Zestawów było sześć, a każda śnieżynka troszkę inna, bo miała inaczej wrabiane koraliki lub były bez:



A jak wyglądały nauki?






Oczywiście nie wszystko zostało uwiecznione, bo w ferworze walki trudno było o zdjęciach myśleć.
A fachowcy frywolni, zrobili także nowe prezenty, ściśle pod zamówienia i na wymiar :-)


Nie mogło także zabraknąć quillingu, bo mając taką mistrzynię jak Eliza to musiałyśmy spróbować, a Ela jest takim fascynatem, że każdego nauczy i wszystko chętnie pokaże:



A efekty są wówczas takie:


Był jeszcze haft, bo Ania i Marysia, nasze Igiełki, także chętnie nieba każdemu przychylały:


a mój to ten śmieszny Mikołajek:


Już mam na niego plan :-) 
Na pewno o czymś zapomniałam w swojej relacji, ale Dziewczyny będą na pewno swoje dorzucać. 

Ale, ale, to jeszcze nie koniec bo chciałam jeszcze z bliska pokazać Wam prezenty jakie dostałam, bo są one wyjątkowej urody.
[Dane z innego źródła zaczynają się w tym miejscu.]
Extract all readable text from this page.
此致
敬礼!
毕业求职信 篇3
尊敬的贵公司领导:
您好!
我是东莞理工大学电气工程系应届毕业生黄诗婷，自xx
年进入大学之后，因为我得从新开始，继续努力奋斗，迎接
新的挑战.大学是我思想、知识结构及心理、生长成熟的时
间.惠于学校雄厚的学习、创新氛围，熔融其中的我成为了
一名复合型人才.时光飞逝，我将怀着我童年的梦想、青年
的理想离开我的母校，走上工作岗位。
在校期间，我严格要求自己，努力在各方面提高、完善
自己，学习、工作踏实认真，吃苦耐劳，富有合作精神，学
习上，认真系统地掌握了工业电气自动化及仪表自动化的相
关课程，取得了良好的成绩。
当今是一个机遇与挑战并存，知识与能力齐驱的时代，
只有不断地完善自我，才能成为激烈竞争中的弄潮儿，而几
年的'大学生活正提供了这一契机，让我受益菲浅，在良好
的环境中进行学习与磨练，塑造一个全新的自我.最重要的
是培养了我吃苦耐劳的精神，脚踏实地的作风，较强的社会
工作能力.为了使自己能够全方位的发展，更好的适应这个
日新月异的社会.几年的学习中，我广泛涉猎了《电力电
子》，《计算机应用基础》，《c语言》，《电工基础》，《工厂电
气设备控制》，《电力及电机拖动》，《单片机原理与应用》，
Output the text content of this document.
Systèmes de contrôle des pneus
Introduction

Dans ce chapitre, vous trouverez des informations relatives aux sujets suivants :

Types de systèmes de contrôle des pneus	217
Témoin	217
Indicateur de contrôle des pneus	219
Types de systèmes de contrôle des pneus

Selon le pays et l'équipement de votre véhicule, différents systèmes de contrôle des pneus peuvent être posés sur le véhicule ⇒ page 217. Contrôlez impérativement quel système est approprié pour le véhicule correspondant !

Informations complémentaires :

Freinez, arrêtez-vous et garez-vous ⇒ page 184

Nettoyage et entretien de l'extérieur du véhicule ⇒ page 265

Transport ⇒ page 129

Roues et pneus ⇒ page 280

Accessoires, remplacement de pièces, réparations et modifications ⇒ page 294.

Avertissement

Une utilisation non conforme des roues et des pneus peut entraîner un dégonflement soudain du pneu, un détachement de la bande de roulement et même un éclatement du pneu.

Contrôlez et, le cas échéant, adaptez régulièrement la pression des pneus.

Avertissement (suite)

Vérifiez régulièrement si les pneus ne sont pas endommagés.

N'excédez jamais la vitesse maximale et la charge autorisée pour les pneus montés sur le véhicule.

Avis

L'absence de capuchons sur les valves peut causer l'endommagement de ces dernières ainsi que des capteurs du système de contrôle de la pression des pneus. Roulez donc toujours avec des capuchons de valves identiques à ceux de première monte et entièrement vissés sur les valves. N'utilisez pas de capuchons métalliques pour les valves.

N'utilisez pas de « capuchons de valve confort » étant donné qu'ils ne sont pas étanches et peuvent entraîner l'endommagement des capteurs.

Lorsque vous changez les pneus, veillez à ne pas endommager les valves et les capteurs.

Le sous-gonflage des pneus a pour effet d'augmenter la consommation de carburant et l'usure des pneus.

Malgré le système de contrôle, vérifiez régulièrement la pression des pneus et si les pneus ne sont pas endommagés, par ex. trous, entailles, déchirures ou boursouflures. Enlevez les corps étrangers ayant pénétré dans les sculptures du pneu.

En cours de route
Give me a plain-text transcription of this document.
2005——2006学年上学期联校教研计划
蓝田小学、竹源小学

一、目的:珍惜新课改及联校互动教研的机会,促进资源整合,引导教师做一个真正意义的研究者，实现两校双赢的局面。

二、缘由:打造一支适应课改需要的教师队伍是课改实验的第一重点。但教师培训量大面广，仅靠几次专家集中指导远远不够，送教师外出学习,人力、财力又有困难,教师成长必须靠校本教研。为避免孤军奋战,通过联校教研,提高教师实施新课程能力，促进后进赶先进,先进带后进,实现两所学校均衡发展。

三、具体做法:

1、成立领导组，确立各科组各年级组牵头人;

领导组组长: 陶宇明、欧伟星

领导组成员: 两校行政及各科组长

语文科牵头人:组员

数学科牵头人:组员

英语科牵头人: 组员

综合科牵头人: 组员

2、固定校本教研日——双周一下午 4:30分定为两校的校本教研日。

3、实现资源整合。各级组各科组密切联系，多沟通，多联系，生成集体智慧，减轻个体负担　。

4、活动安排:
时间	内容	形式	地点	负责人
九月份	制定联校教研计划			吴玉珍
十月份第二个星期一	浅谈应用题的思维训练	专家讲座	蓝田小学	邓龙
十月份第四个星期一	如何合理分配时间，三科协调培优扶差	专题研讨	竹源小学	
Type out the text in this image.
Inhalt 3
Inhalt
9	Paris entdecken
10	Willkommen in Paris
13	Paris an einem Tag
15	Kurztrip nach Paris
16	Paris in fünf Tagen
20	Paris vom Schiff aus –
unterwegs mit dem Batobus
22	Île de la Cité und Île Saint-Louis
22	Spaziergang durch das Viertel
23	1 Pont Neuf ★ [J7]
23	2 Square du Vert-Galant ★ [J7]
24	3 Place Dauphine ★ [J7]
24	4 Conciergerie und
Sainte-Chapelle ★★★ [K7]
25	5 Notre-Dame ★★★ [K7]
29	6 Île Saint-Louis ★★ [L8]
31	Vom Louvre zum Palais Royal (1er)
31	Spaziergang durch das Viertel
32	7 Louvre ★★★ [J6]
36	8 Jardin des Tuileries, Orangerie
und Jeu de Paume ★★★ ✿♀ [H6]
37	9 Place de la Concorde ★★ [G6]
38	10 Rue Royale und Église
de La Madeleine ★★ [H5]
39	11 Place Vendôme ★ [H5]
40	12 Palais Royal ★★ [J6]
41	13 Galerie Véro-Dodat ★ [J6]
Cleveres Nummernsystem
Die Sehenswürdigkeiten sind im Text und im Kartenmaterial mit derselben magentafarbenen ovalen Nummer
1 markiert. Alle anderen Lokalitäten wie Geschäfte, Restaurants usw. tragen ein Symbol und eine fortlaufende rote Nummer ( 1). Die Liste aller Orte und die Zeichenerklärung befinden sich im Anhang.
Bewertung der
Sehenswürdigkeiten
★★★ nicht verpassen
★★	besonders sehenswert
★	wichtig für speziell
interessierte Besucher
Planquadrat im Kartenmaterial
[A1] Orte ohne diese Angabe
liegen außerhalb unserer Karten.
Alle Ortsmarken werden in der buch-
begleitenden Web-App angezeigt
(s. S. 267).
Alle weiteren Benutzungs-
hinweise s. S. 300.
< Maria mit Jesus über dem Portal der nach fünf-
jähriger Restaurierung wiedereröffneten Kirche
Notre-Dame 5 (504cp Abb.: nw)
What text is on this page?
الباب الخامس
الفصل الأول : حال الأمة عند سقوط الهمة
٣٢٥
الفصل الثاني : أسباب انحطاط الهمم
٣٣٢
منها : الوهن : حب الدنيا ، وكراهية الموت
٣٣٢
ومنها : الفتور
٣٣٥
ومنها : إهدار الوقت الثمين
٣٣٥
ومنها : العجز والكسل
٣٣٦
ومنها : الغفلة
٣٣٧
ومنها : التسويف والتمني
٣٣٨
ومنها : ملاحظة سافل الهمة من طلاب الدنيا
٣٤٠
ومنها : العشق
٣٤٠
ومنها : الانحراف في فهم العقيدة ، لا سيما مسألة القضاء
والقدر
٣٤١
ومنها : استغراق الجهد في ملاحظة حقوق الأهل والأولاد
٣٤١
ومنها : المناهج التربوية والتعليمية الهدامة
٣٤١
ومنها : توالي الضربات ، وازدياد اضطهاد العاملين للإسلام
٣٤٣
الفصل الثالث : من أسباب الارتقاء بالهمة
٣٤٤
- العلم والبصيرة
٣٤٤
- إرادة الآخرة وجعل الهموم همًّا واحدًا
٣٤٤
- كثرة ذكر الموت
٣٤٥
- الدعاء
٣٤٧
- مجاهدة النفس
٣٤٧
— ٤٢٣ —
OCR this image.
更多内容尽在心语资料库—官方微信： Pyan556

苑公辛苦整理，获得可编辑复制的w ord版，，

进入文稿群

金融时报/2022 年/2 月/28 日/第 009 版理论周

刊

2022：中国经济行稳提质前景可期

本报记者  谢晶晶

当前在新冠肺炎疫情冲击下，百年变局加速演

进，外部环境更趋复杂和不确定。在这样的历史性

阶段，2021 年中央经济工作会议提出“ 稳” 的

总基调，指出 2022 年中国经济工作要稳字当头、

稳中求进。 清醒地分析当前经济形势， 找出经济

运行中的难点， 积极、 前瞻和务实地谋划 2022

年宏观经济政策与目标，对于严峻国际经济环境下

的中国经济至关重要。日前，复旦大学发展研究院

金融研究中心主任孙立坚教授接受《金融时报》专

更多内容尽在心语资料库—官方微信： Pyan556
Sama nie wiem od czego zacząć, więc może zacznę od swojego bloga, czyli:



moje logo w wydaniu pergamano. Jak dla mnie mistrzostwo świata, chociaż Ela widzi tutaj błędy, ale to znana perfekcjonistka jest. Teraz to piękne logo jest moje i nikomu go nie oddam. Dostanie jeszcze jakąś piękną ramkę, ale to muszę poszukać czegoś godnego. 
Dostałam, także przepiękny quillingowy obraz. Muszę się Wam przyznać, że to było moje marzenie od dawna, a teraz się spełniło, aż sama nie mogę w to uwierzyć :-)))))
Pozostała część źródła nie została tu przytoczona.